Home

Awesome

Literate jq+shell Programming with jqmd

jqmd is a tool for writing well-documented, complex manipulations of YAML or JSON data structures using bash scripting and jq. It allows you to mix both kinds of code -- plus snippets of YAML or JSON data! -- within one or more markdown documents, making it easier to write scripts that do complex things like generate docker-compose configurations or manipulate serialized Wordpress options.

jqmd is implemented as an extension of mdsh, which means you can extend it to process additional kinds of code blocks by defining functions inside your shell @mdsh blocks.

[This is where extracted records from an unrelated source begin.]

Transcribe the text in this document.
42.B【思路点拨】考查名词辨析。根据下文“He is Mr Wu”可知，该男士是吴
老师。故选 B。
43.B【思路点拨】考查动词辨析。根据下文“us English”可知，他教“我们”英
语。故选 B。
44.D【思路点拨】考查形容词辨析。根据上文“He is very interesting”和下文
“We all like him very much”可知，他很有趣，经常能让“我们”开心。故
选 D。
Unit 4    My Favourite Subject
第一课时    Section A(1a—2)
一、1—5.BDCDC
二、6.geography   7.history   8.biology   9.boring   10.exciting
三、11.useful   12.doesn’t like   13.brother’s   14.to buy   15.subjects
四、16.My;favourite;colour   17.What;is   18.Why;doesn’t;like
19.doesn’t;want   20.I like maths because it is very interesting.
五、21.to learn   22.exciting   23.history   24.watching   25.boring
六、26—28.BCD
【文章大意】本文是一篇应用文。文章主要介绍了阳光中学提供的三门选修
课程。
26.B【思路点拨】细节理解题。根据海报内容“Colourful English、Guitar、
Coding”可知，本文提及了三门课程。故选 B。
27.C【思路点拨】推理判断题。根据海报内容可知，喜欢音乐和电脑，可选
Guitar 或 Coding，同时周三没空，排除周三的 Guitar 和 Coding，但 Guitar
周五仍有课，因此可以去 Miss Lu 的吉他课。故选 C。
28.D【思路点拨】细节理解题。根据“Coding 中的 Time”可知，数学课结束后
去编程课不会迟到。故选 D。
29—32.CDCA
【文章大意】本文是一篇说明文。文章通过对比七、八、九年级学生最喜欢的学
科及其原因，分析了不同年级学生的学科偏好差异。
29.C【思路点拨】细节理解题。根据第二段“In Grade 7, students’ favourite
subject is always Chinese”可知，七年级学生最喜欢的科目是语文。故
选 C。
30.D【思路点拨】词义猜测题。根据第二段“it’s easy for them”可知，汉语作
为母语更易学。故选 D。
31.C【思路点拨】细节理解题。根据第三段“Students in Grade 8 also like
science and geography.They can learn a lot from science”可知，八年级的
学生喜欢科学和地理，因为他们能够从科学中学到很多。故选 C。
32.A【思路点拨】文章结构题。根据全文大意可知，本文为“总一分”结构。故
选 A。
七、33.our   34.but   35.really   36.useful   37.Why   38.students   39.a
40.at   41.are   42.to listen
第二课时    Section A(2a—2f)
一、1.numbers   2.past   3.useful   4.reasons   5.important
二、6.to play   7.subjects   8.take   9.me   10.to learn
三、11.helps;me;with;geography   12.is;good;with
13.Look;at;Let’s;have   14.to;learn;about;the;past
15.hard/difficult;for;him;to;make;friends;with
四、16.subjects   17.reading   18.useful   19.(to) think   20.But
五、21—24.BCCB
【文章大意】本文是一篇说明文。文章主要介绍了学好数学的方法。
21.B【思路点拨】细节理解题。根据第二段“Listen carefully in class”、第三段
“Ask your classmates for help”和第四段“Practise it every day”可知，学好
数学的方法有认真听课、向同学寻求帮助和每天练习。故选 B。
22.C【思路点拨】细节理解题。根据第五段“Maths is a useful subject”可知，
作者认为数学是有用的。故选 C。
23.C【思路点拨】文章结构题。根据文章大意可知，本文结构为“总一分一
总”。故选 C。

But you do not need to install mdsh, and you can use jqmd --compile to make distributable scripts that don't require jqmd or mdsh.

Contents

<!-- toc --> <!-- tocstop -->

Installation

If you have basher on your system, you can install jqmd with basher install bashup/jqmd; otherwise, just download the jqmd executable, chmod +x it, and put it in a directory on your PATH.

Usage

Running jqmd some-document.md args... will read and interpret unindented, triple-backquote fenced code blocks from some-document.md, according to the language listed on the block:

(As with mdsh, you can extend the above list by defining appropriate hook functions in shell @mdsh blocks; see the section below on "Supporting Additional Languages" for more info.)

Once all blocks have been executed or added to the filter pipeline, jq is run on standard input with the built-up filter pipeline, if any. (If the filtering pipeline is empty, jq is not run.) Filter pipeline elements are automatically separated with |, so you should not include a | at the beginning or end of your jq blocks or APPLY / FILTER code.

As with mdsh, you can optionally make a markdown file directly executable by giving it a shebang line such as #!/usr/bin/env jqmd, or use a shelldown header to make it executable, sourceable, and pretty. :) A sample shelldown header for jqmd might look like:

#!/usr/bin/env bash
: '
<!-- ex: set ft=markdown : '; eval "$(jqmd --eval "$BASH_SOURCE")" # -->

# My Awesome Script

...markdown and code start here...

Also as with mdsh, you can run jqmd --compile to output a bash version of your script, with no external dependencies (other than jq and maybe yaml2json or PyYAML). jqmd --compile and jqmd --eval both inject the necessary jqmd runtime functions into the script so that it will work on systems without jqmd installed. (Note that unless your script uses the YAML or yaml2json functions at runtime, your script's users will not need it installed.)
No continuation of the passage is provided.